Expecting things to just survive over the long term without anyone doing this - without anyone caring enough to do this - is probably both idealistic and unrealistic.
No, I don't think I'll be able to read anything in 1000 years, not given my life expectancy.
More seriously, on one hand, we have pretty good redundancy, since it's so easy to copy things.
On the other hand, the durability of the mediums we use to store information is probably not as good as writing stuff in stone or even on paper since in the worst case scenario, depending on the format used, minor corruption can make the data completely worthless.
Add to that the fact that future archaeologists will have to reverse-engineer the whole stack from hardware to software if they want to have a chance to make something of the (probably corrupt) data they have on hand. It probably puts the bar even higher than understanding Egyptian hieroglyphs.
Oh, and also add to that the signal vs. noise ratio of the data we produce today and the amount of data we produce. It would probably be interesting to see what picture future historians paint of our times with what they have on hand.
People have been talking about this problem for decades. The only information from this era likely to survive is what's stored in plain text or other easy to interpret format. Do you really think people 500 years from now will be able to watch the Blu-ray of Paul Blart Mall Cop 2? It's more likely that they'll be able to create a C compiler and build some of the free software of today.
One of the explicit goals of the Document Foundation is to be able to answer this question "yes". LibreOffice already does better on ancient Word documents than Word 2013, and the Document Liberation Project is all about the old formats.
Hmm, taken literally, this is a perfect example of Betteridge's Law, as I won't be around in 1,000 years to read anything. Rather than just the usual discussion of bit rot, I personally would wonder if humans will still exist in 1,000 years, and if we do, if we will still read.
Barring some significant advancement in Sid-Meier's-Alpha-Centauri-style technologies like longevity vaccines or brain uploading, probably not.
Even if I do survive, will I still be speaking this dialect of English? Will I even be speaking English at all?

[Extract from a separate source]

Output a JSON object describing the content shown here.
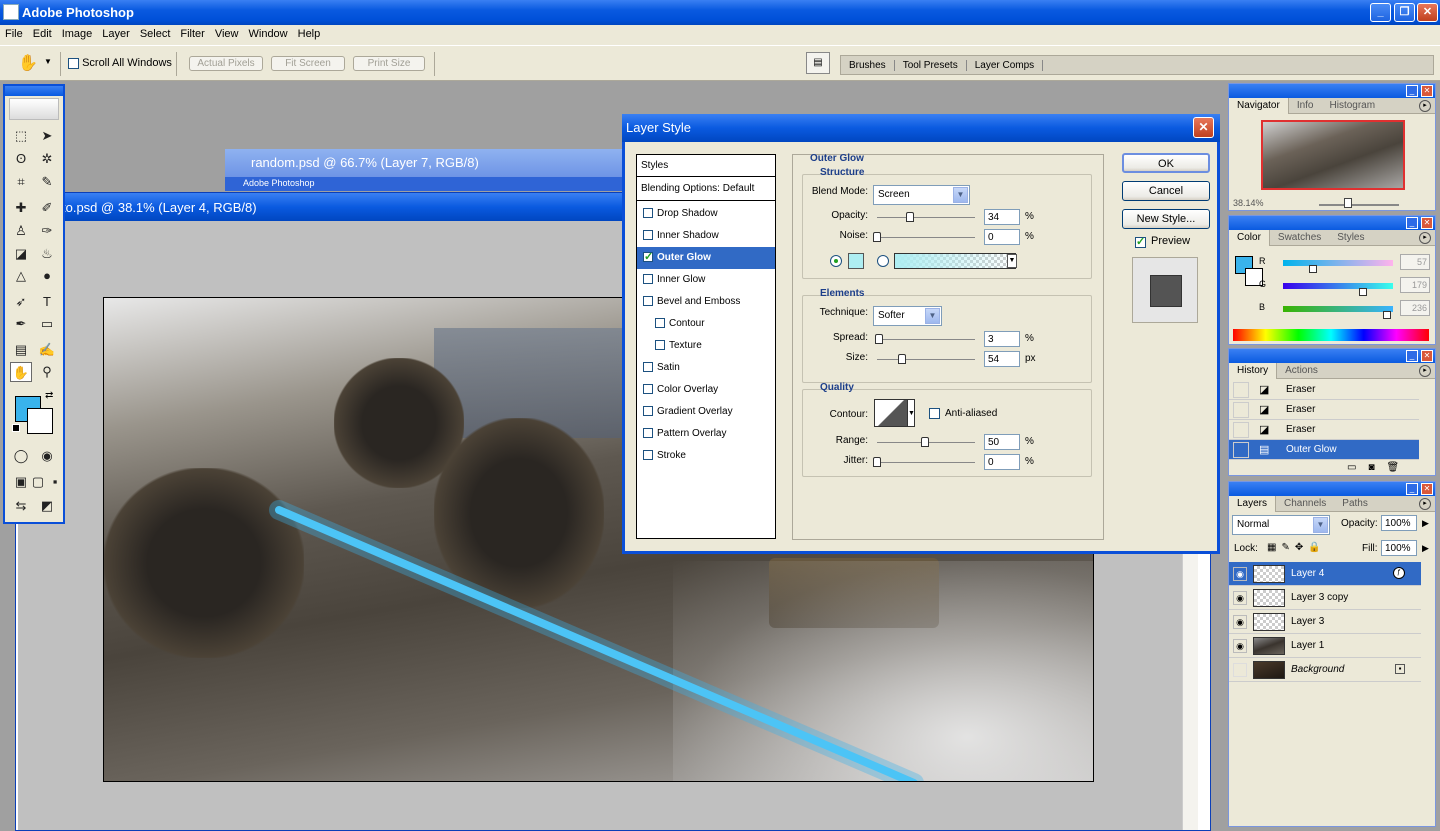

But back to the main point of the article, saving the article as a PDF is a very wrong approach; binary formats are likely going to be the first to die off. I'd be much more confident in the article being stored more-or-less as it is now: as plain-text markup, style information, and some code executable by just about any modern Javascript implementation, accompanied by the texts of the relevant standards (for HTML, CSS, ECMAScript/Javascript, etc.), so that any individual could then (theoretically) piece everything together and display it as it was intended to be displayed.
Lots of very old software from the beginning of computing history has been preservable in source code form for this very reason of the robustness of plaintext; even with encoding differences, it's been possible to convert these documents (even if doing so has been a manual process). I'd expect that, due to this robustness of plaintext, free-and-open-source software has significant preservation advantages relative to proprietary software (of the closed-source variety, at least), since there's a greater chance of copies surviving due to how widespread said copies are.